Of almost as much satisfaction to the coach was the zero against the physical Samoans at the final whistle.
“That’s a real credit to the players and to Matt Taylor, our defence coach, who does a fantastic job,” added Townsend.
“He puts systems in place and he motivates players to defend. Tonight they defended with passion. They got off the line and put big hits on big men and did it time and time again.”
Skipper Stuart McInally admitted the sauna-like conditions in the indoor stadium presented an added challenge.
“It was tough. With the roof closed I was sweating at he start of the warm-up,” said the hooker. “The ball was slippy but it was the same for both teams so it was pleasing we managed to force a few errors from Samoa because of our pressure.”
Scotland were 20-0 up at half-time after a nip and tuck first 20 minutes with only a Greig Laidlaw penalty to show for it.
The Scots sparked into life in the second quarter as tries from Sean Maitland and Greig Laidlaw, both created by some inspiration from stand-off Finn Russell, put them in control. A cracking long-range drop goal from Stuart Hogg rammed home the advantage.
Everything looked on course when a penalty try was awarded with more than 20 minutes left after wing Ed Fidow stopped a lineout drive over the Samoan line from an offside position.
With six minutes left Maitland surged for the corner but had clearly lost the ball short in his dive for the line. But the TMO referral revealed that man Fidow had again transgressed, this time with a knee first tackle which earned him a red and Scotland another penalty try and that all important fourth.
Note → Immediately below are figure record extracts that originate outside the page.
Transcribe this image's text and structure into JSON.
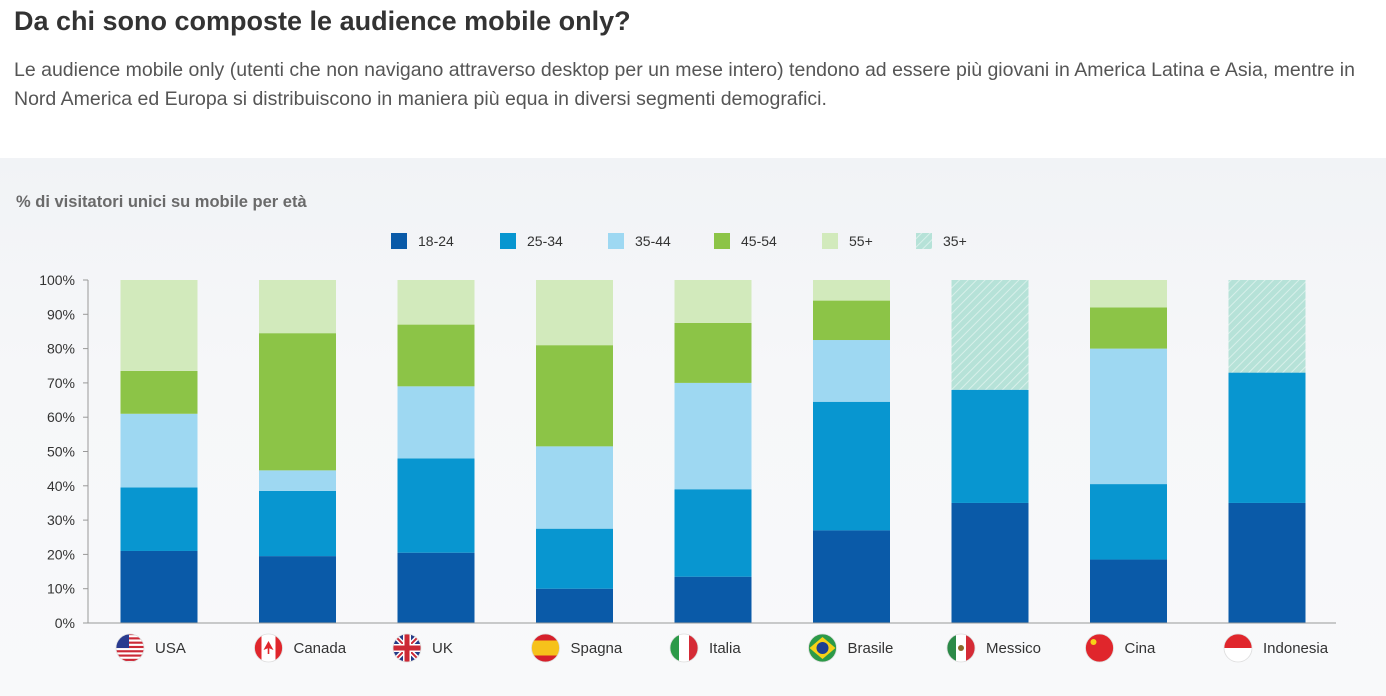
{
  "header": {
    "title": "Da chi sono composte le audience mobile only?",
    "subtitle": "Le audience mobile only (utenti che non navigano attraverso desktop per un mese intero) tendono ad essere più giovani in America Latina e Asia, mentre in Nord America ed Europa si distribuiscono in maniera più equa in diversi segmenti demografici."
  },
  "chart_data": {
    "type": "bar",
    "stacked": true,
    "title": "% di visitatori unici su mobile per età",
    "xlabel": "",
    "ylabel": "",
    "ylim": [
      0,
      100
    ],
    "yticks": [
      "0%",
      "10%",
      "20%",
      "30%",
      "40%",
      "50%",
      "60%",
      "70%",
      "80%",
      "90%",
      "100%"
    ],
    "grid": false,
    "legend_position": "top-center",
    "categories": [
      "USA",
      "Canada",
      "UK",
      "Spagna",
      "Italia",
      "Brasile",
      "Messico",
      "Cina",
      "Indonesia"
    ],
    "category_icons": [
      "flag-usa-icon",
      "flag-canada-icon",
      "flag-uk-icon",
      "flag-spain-icon",
      "flag-italy-icon",
      "flag-brazil-icon",
      "flag-mexico-icon",
      "flag-china-icon",
      "flag-indonesia-icon"
    ],
    "series": [
      {
        "name": "18-24",
        "color": "#0a5aa8",
        "values": [
          21,
          19.5,
          20.5,
          10,
          13.5,
          27,
          35,
          18.5,
          35
        ]
      },
      {
        "name": "25-34",
        "color": "#0896d0",
        "values": [
          18.5,
          19,
          27.5,
          17.5,
          25.5,
          37.5,
          33,
          22,
          38
        ]
      },
      {
        "name": "35-44",
        "color": "#9ed8f2",
        "values": [
          21.5,
          6,
          21,
          24,
          31,
          18,
          0,
          39.5,
          0
        ]
      },
      {
        "name": "45-54",
        "color": "#8cc447",
        "values": [
          12.5,
          40,
          18,
          29.5,
          17.5,
          11.5,
          0,
          12,
          0
        ]
      },
      {
        "name": "55+",
        "color": "#d2eabc",
        "values": [
          26.5,
          15.5,
          13,
          19,
          12.5,
          6,
          0,
          8,
          0
        ]
      },
      {
        "name": "35+",
        "color": "#b6e2d8",
        "pattern": "hatched",
        "values": [
          0,
          0,
          0,
          0,
          0,
          0,
          32,
          0,
          27
        ]
      }
    ]
  }
}
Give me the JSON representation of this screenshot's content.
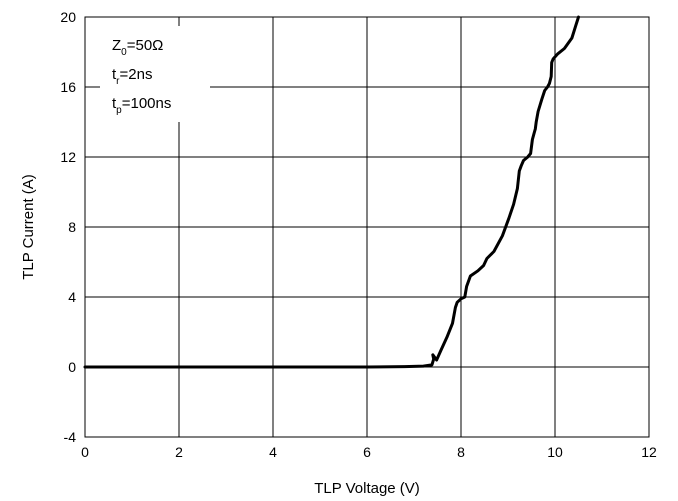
{
  "chart_data": {
    "type": "line",
    "xlabel": "TLP Voltage (V)",
    "ylabel": "TLP Current (A)",
    "xlim": [
      0,
      12
    ],
    "ylim": [
      -4,
      20
    ],
    "xticks": [
      0,
      2,
      4,
      6,
      8,
      10,
      12
    ],
    "yticks": [
      -4,
      0,
      4,
      8,
      12,
      16,
      20
    ],
    "xtick_labels": [
      "0",
      "2",
      "4",
      "6",
      "8",
      "10",
      "12"
    ],
    "ytick_labels": [
      "-4",
      "0",
      "4",
      "8",
      "12",
      "16",
      "20"
    ],
    "grid": true,
    "annotation": {
      "line1": {
        "main": "Z",
        "sub": "0",
        "rest": "=50Ω"
      },
      "line2": {
        "main": "t",
        "sub": "r",
        "rest": "=2ns"
      },
      "line3": {
        "main": "t",
        "sub": "p",
        "rest": "=100ns"
      }
    },
    "series": [
      {
        "color": "#000000",
        "x": [
          0,
          2,
          4,
          6,
          6.8,
          7.2,
          7.38,
          7.42,
          7.4,
          7.48,
          7.58,
          7.7,
          7.82,
          7.88,
          7.92,
          8.0,
          8.08,
          8.12,
          8.2,
          8.36,
          8.48,
          8.55,
          8.7,
          8.88,
          9.02,
          9.12,
          9.2,
          9.24,
          9.28,
          9.33,
          9.42,
          9.48,
          9.52,
          9.56,
          9.58,
          9.6,
          9.64,
          9.72,
          9.78,
          9.84,
          9.88,
          9.92,
          9.93,
          9.96,
          10.06,
          10.2,
          10.36,
          10.44,
          10.5
        ],
        "y": [
          0,
          0,
          0,
          0,
          0.02,
          0.05,
          0.12,
          0.45,
          0.7,
          0.4,
          1.0,
          1.7,
          2.5,
          3.4,
          3.7,
          3.9,
          4.0,
          4.6,
          5.2,
          5.5,
          5.8,
          6.2,
          6.6,
          7.5,
          8.5,
          9.3,
          10.2,
          11.2,
          11.5,
          11.8,
          12.0,
          12.2,
          13.0,
          13.4,
          13.6,
          14.0,
          14.6,
          15.3,
          15.8,
          16.0,
          16.2,
          16.6,
          17.4,
          17.6,
          17.9,
          18.2,
          18.8,
          19.5,
          20.0
        ]
      }
    ]
  }
}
“That was a true reflection of who we are and what we are capable of and what playing for Scotland means to the players,” added Townsend. “That was a tough challenge to face, knowing that if we underperformed we were out of the World Cup. To see the effort and togetherness was excellent.
“Last week we missed the beginning of the game and I take responsibility for not preparing the team well enough to start well against Ireland. But that didn’t make us a bad team. Tonight was great to see them get rewards for their effort.”
Townsend reserved special praise for the dynamic and tireless efforts of a new back-row comprising of Magnus Bradbury, the magnificent Jamie Ritchie and Blade Thomson.
“I thought Jamie Ritchie was outstanding,” said Townsend. “TO think he could have missed the World Cup with his cheek injury, to come back from surgery to do that showed what an exceptional player he is, but also his character.
“Magnus gave us go-forward and hit hard in the tackle and fronted up against big men.
“Blade, as he has done for us so far, did the little things really well. He made good decisions and was technically very good in the lineouts and base of the scrum and linking forwards and backs.”